Für die Spielzeit 2016/2017 wagte das junge Theater stellwerk Weimar e.V. den Entwurf einer fiktiven Gesellschaftsordnung und gründete die BÜHNENREPUBLIK STELLWERKISTAN. Die Idee einer Staatenutopie wurde Anfang 2016 von Kindern und Jugendlichen entwickelt. In zahlreichen Werkstätten wurde die Staatengründung untersetzt, Ministerien gegründet, Fahnenentworfen, eine Hymne geschrieben, Medienbüros aufgebaut u.v.m.Die jungen Utopist*innen setzten sich mit den Fragen auseinander: In welcher Welt wollen wir leben? Brauchen wir Gesetze, eine Polizei? Gibt es einen König oder Anarchie? Was gehört zu einer Machtübernahme? Was passiert, wenn alle, auch das Publikum, plötzlich mitbestimmen dürfen oder sich vielleicht eine Gegenbewegung gründet?
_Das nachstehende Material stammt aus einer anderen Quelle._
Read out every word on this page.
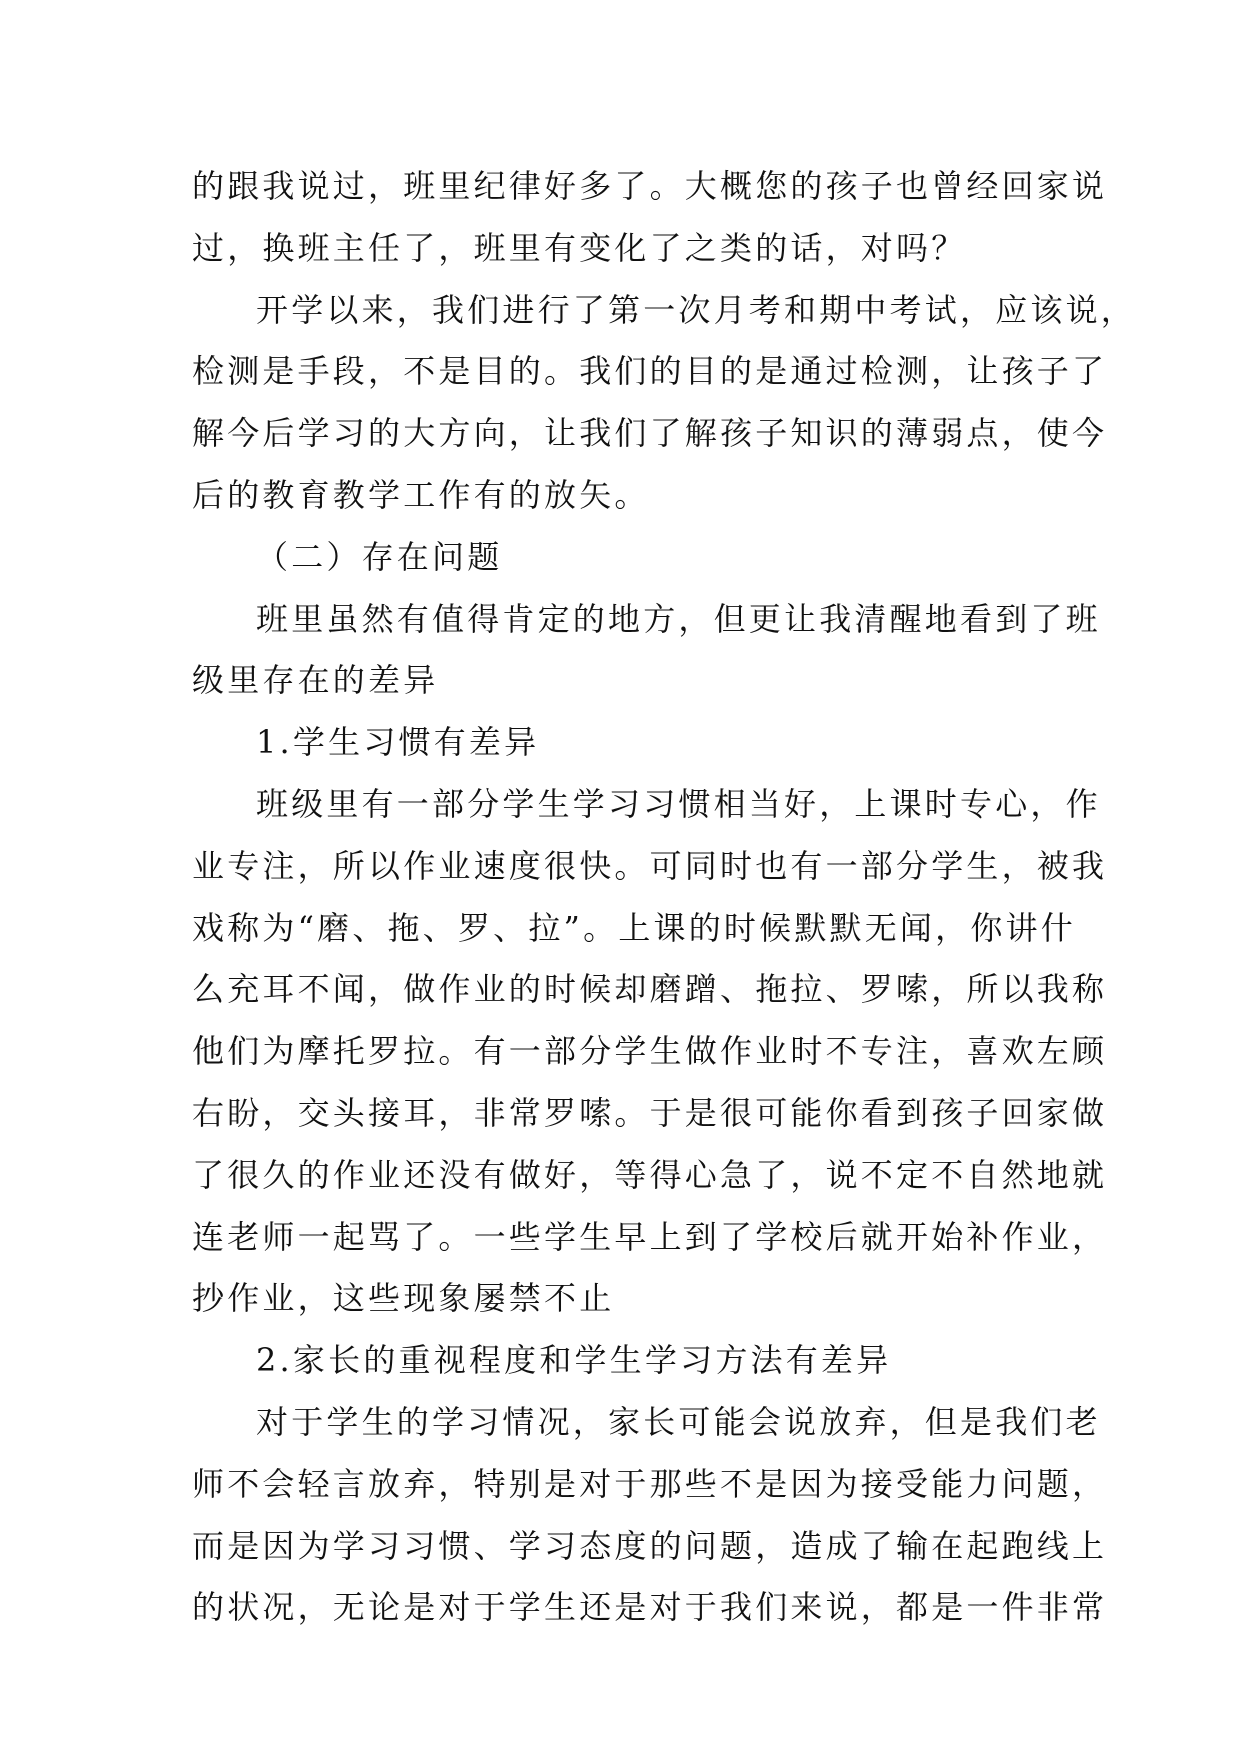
的跟我说过，班里纪律好多了。大概您的孩子也曾经回家说
过，换班主任了，班里有变化了之类的话，对吗？
开学以来，我们进行了第一次月考和期中考试，应该说，
检测是手段，不是目的。我们的目的是通过检测，让孩子了
解今后学习的大方向，让我们了解孩子知识的薄弱点，使今
后的教育教学工作有的放矢。
（二）存在问题
班里虽然有值得肯定的地方，但更让我清醒地看到了班
级里存在的差异
1.学生习惯有差异
班级里有一部分学生学习习惯相当好，上课时专心，作
业专注，所以作业速度很快。可同时也有一部分学生，被我
戏称为“磨、拖、罗、拉”。上课的时候默默无闻，你讲什
么充耳不闻，做作业的时候却磨蹭、拖拉、罗嗦，所以我称
他们为摩托罗拉。有一部分学生做作业时不专注，喜欢左顾
右盼，交头接耳，非常罗嗦。于是很可能你看到孩子回家做
了很久的作业还没有做好，等得心急了，说不定不自然地就
连老师一起骂了。一些学生早上到了学校后就开始补作业，
抄作业，这些现象屡禁不止
2.家长的重视程度和学生学习方法有差异
对于学生的学习情况，家长可能会说放弃，但是我们老
师不会轻言放弃，特别是对于那些不是因为接受能力问题，
而是因为学习习惯、学习态度的问题，造成了输在起跑线上
的状况，无论是对于学生还是对于我们来说，都是一件非常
Kathrin Schremb (Geschäftsführerin, junges Theater stellwerk Weimar e.V.) ist seit mehr als 20 Jahren als Kultur- und Projektmanagerin, mit Schwerpunkt Kinder- und Jugendtheater, in Thüringen tätig. Sie ist Gründerin des jungen Theaters stellwerk weimar e.V., dessen Bühne sich im Weimarer Hauptbahnhof befindet. Als Theaterleiterin konzipiert und entwickelt sie dort seit 2002 den Fachbereich der Theaterpädagogik für junge Menschen von 4-27 Jahren, mittels Inszenierungen, wöchentlicher Werkstätten, Projekte, Workshops und Festivals.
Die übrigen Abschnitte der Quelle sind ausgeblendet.